We're very agile, we're an innovative company. Although we have the platform, we really tailor our services to what each PRO desires, which can vary from one to the other.
When the Association For Electronic Music started campaigning for this technology a few years ago, it estimated that $160 million was due to the electronic music industry. But it was going elsewhere because of this incomplete data collection by the PROs. That seems like a massive sum of money.
Liz Muirhead: Yup, and it's spot on. All the money that continues to be paid out to the wrong artists is exactly why we need to do this. The voice of the Association For Electronic Music is the type of pressure that needs to take place. Because it's pressure that will change things, it's getting the PROs to consider what they're doing internally and start to review it so they can improve.
What do you think is the level of uptake among clubs and electronic music festivals? Could you estimate about what proportion of that industry has adopted this technology in one form or another?

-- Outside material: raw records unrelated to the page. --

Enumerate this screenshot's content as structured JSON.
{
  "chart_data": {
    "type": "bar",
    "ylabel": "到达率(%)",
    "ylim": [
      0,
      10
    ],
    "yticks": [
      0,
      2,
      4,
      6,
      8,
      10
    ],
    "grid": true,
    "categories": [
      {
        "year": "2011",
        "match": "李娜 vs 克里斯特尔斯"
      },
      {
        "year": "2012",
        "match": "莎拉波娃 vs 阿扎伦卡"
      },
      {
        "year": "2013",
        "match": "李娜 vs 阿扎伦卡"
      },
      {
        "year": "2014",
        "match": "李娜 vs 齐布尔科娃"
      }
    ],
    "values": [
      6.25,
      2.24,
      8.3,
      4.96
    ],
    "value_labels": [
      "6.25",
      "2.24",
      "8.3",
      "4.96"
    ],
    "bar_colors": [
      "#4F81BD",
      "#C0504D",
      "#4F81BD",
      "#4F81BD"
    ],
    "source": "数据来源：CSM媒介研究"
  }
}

Liz Muirhead: I would say a fraction. There is movement, which is great, there's press attention, great. PROs are talking to each other, and they're noticing what others are doing, but I would still say it's a fraction. For all the electronic music that is played around the world, there's still a long way to go.
What causes the uptake to be slow? Are there disincentives to adopt this technology? Is it simply that clubs or performing rights organisations haven't heard of it?
Liz Muirhead: When AFEM formed five years ago and was starting to lobby all the PROs and talk to venues, there was this initial fear from the venues, and also the idea of protecting the DJs, asking questions like, "Where does my audio end up? You're going to come into my club, you're going to record the audio, I don't know who you are, I've never heard of your company before." BMAT is well-known among the PROs around the world but unless you're in that world, you're not supposed to know who we are, so it was completely understandable. With the sound recordings, all of them are deleted after a certain period of time depending on how long the PROs need them.
Then we got past that and we started to build up networks of venues. [Lluís Torrents], the general director of Razzmatazz, he did an interview that appears on our blog. His point of view is, "If I'm paying a licence, I want to know who that's paid out to." If you're speaking to someone who's innovative, gets technology and enjoys it, and also has that musical connection, which they should if they play music in their venue, then you can start to bond with them in a new way. What I would love is for everyone to share the same point of view with the Razzmatazz general director, which I think is happening more and more.
In the last four months we've had venue associations, we've had chart companies, we've had producers contacting us direct and asking for installations. We've actually set up a venues referral scheme, so if people actually want to refer to us a venue, we'll actually pay them €100. If they actually want to install the device, we will actually pay them another €100 as well.
You feel like perhaps there's kind of a sea change happening? Where people are hearing about this thing before it's actually pitched to them and then maybe more aware of why it might be a good idea and then kind of seeking it out.
Liz Muirhead: Yeah, rather than being in the dark about it and rather than having the normal complaints about the PROs, which still exists and I completely understand, I think that people now get it more. They are aware of the solutions that are out there and so now they're taking control and taking responsibility, and trying to push things, which I think is brilliant.